With dry days and the nights so cold, it’s fair to guess that my oats were sown too soon. I’ve been looking forward to revisiting cereal crops, and it’s been fine to see birds and beasts responding to my work in a new field where the grass ley was almost fifty years old. Thrushes crammed themselves into the new furrows at the end of February, and hares crept around the clods in the aftermath of harrowing. It’s yet another confirmation of the old truth that nature responds to action. Plough, burn, fell or plant – actions like these create a frizz of interest and curiosity in the landscape. It’s relatively counterintuitive too, because conservation often feels like it should be based on protection; swaddling and preservation. Perhaps I’m overly bullish, but what I’ve seen endorses a growing feeling that it can be important to act; to roll up your sleeves and make a mess.

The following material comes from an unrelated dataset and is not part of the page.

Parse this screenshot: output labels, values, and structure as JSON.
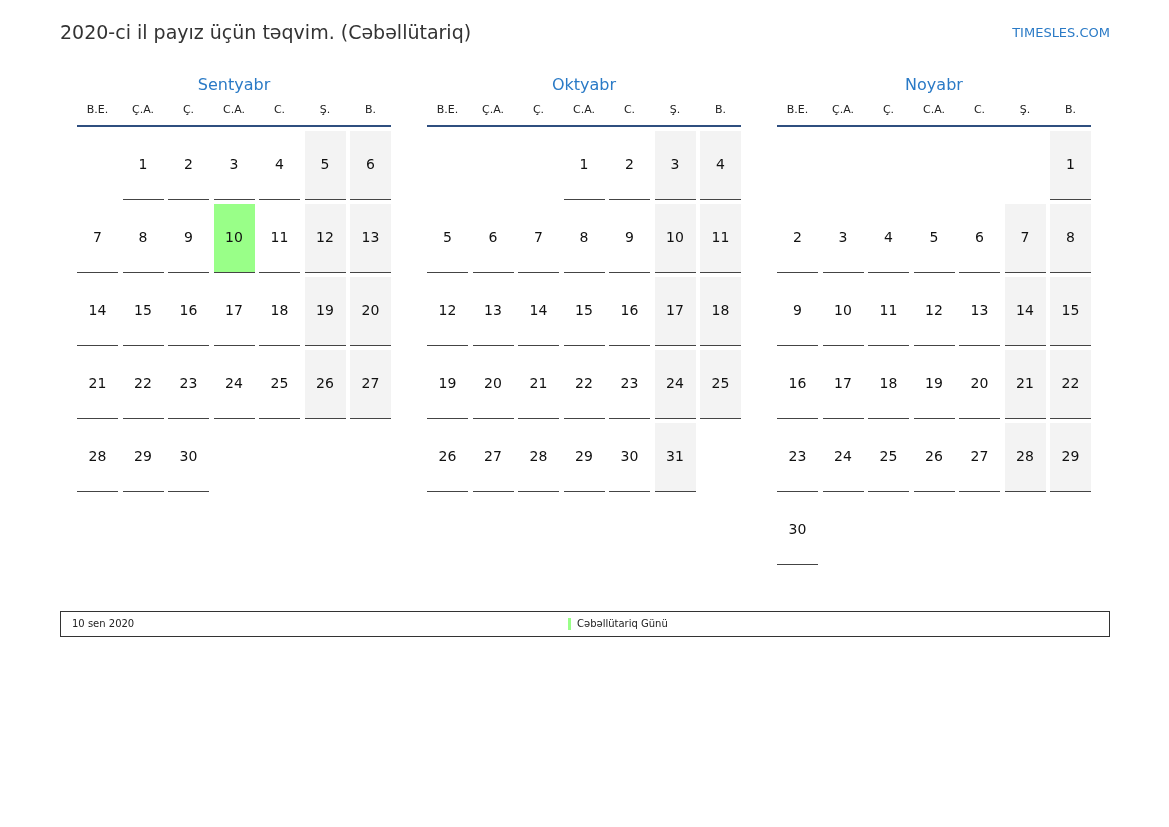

There was one blissful moment of sheer magic when, as I worked to harrow this field and powdered the crumbs of soil into a finer haze, gulls descended. They fell from a deafeningly clear sky and coasted around me in a riot of light and shadow; seventy herring gulls, evil-eyed and crisp as napery within arm’s reach. I laughed aloud and watched them follow as if I was the pilot of some noisy boat, trailing a wake of newly rummled sea behind me. Many landed, but when I turned and came back past them, they rose in disgust and were gone. I stopped the tractor and climbed out, trying to see where they had gone. Far up high on the very edge of what I could make out, gulls were turning and heading for the shore. I was of no lasting interest.
Now lacking even the smallest dash of rain, the oats are rising from the ground, powered only by the memory of dew and soil moisture. I see swarms of linnets; great waddling doos which slap and clatter away from the hunting hawk. There are leverets and rooks and a new surge of goodness afoot.